The Mathworks’ MATLAB R2016a had a number of improvements, including Live Editing and big data analytics. The latest iteration, MATLAB R2016b, incorporates a new data type: tall arrays (see figure). Tall arrays allow MATLAB users to access data from a number of sources, ranging from databases to a Hadoop Distributed File System (HDFS). They are not limited by the amount of memory on the host computer.
MATLAB R2006b introduced the concept of distributed arrays. This allowed developers to take advantage of a cluster running a MATLAB application on multiple machines with in-memory data distributed among the machines. This feature is still available, but the challenge is designing the application and distributing the data.
Tall arrays can be used in a variety of ways—from a single system running an application that has access to large amounts of data (that will not fit into the host memory) to a Hadoop system with many processors (that have access to HDFS). The same MATLAB code will run on these and other configurations with MATLAB, managing the data manipulation and program distribution. This greatly simplifies the developer’s job, allowing them to concentrate on the algorithm rather than data management.

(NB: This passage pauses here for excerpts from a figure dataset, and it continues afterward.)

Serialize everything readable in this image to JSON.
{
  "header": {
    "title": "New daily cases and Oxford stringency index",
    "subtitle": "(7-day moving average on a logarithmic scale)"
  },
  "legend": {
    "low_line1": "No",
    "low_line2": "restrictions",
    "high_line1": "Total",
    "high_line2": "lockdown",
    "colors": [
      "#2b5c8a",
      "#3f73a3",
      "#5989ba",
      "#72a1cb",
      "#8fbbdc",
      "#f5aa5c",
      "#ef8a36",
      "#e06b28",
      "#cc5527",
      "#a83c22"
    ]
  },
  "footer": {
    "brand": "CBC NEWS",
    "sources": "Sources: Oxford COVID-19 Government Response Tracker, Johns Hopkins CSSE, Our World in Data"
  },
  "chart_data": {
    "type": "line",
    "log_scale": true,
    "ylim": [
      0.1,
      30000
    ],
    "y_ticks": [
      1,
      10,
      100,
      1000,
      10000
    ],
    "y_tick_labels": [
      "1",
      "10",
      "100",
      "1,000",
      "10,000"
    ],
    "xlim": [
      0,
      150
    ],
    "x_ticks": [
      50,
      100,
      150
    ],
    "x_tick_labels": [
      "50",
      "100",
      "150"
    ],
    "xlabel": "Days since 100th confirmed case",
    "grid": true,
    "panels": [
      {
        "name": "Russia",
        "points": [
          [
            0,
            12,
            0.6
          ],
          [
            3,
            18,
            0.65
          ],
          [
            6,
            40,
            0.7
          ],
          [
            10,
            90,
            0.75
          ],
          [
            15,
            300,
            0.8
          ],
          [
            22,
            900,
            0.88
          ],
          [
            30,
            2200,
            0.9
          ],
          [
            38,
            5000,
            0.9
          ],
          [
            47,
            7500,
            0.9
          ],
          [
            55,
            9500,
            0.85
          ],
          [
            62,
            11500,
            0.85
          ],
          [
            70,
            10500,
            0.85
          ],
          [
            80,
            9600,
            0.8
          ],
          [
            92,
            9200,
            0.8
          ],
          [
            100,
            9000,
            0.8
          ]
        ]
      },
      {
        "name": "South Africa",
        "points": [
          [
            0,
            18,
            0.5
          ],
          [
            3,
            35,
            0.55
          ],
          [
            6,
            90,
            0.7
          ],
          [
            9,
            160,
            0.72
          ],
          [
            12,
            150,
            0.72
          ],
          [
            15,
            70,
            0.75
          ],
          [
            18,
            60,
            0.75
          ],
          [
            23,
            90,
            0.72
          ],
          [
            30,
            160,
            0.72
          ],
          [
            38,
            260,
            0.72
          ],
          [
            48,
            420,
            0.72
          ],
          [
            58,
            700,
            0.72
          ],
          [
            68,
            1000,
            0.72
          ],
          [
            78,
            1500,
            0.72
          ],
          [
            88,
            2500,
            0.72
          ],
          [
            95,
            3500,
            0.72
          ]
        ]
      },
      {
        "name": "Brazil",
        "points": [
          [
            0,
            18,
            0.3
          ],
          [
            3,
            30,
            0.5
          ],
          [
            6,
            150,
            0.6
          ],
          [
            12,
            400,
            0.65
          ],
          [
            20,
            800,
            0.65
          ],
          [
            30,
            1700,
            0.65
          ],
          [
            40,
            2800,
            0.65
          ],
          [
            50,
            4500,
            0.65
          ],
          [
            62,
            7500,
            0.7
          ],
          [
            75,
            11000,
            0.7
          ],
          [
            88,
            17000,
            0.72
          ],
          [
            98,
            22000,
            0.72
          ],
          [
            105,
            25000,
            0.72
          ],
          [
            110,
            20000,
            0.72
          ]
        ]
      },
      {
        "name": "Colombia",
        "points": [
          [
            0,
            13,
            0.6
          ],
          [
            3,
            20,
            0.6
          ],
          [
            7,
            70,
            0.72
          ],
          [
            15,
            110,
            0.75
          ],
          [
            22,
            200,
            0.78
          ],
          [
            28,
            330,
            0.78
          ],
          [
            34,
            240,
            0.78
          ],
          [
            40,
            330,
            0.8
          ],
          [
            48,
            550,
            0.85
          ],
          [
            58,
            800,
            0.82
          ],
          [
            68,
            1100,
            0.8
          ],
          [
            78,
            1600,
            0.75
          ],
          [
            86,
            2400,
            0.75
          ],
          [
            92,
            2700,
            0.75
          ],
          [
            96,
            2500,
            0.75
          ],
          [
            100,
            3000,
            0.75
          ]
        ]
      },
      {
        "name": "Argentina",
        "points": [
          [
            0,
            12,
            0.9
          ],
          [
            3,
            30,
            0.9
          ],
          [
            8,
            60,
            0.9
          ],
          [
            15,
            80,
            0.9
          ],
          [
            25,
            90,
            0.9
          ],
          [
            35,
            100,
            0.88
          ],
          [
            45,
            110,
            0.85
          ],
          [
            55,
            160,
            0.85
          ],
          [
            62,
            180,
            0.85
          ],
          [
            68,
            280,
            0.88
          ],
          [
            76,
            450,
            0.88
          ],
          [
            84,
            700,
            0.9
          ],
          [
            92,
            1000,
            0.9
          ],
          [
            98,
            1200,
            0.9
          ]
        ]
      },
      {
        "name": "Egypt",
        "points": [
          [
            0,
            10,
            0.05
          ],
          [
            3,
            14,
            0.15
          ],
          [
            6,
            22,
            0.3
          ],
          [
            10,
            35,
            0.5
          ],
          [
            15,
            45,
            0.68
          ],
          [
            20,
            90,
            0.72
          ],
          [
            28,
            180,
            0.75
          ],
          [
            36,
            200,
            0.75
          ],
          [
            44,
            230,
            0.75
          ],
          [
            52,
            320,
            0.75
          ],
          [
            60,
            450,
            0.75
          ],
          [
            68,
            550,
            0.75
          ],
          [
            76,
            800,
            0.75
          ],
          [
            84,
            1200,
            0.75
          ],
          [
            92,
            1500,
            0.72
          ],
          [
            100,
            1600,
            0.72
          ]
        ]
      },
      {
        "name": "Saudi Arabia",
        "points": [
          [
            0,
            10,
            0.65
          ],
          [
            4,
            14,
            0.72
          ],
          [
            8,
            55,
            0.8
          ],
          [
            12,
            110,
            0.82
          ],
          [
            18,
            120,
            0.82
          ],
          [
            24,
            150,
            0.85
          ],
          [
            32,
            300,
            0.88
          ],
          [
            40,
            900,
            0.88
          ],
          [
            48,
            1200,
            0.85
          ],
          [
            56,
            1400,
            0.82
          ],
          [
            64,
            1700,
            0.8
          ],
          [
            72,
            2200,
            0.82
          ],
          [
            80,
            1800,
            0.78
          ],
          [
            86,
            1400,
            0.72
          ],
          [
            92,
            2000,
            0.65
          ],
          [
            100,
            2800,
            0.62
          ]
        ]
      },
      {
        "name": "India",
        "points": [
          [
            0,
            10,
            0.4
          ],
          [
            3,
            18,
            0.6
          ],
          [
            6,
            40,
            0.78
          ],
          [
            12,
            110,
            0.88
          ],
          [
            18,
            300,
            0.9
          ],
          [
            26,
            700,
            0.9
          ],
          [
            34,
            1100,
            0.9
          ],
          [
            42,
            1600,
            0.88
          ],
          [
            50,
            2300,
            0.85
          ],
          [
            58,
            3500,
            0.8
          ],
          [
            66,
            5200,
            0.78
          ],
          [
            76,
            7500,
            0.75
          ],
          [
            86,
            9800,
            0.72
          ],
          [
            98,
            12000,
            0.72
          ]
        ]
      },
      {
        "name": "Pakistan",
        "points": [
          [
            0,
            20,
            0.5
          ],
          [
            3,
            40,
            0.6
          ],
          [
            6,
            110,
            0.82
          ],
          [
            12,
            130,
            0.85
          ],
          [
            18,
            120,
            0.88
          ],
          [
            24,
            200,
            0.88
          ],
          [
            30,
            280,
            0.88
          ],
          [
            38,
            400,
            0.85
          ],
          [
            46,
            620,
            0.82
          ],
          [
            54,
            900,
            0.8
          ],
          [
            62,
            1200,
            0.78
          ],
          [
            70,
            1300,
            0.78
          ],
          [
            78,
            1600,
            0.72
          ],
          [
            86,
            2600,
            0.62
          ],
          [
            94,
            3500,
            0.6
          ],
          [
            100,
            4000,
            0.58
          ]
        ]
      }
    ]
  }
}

Although tall arrays can use an SQL database table or a spreadsheet file as a source, they use MATLAB’s Datastore support added in MATLAB 2014b to define where data is coming from. An application can use any number of convention or tall arrays, so application data could be spread around a number of sources with MATLAB managing the entire system.
Tall arrays are columnar data with rows of elements like a database table or spreadsheet. Support includes mathematical and statistical operations, as well as data manipulation operations. The Mathworks also provides statistical and machine learning algorithms, and tall arrays are supported by the parallel compute toolbox.
Using tall arrays with a Hadoop cluster allows the system to run the application in the cluster, rather than bringing the data into a host PC. This provides significantly more processing power and storage than even the usually multicore server.
Debugging and profiling on a Hadoop cluster is a bit challenging, so developers will likely work on a local PC to develop algorithms that use tall arrays. The algorithms can then be moved to the cluster if very large amounts of data and compute power are needed. The PC provides interactive debugging, tracing, and profiling.
The tall array data type is supported by MATLAB’s packaging system, which lets a developer create a royalty-free application in the same fashion as an application developed using C tools. This requires a bit more configuration to handle various data sources, but a package can be set up to work with any data sources a developer has to work with using the interactive version of MATLAB.
The MATLAB Coder system that generates C code for embedded applications also supports tall arrays. This allows this support to be included in embedded applications.
The Mathworks also added the MATLAB API for Spark to MATLAB 2016b. Apache Spark is directed acyclic graph (DAC) execution engine that is compatible with Hadoop. It is another way to take advantage a Hadoop cluster. This requires significantly more programming compared to using tall arrays.
Developers using the MATLAB API for Spark work at the Spark API level. It includes functions like flatMap and mapParitions compared to tall arrays that use MATLAB array operations.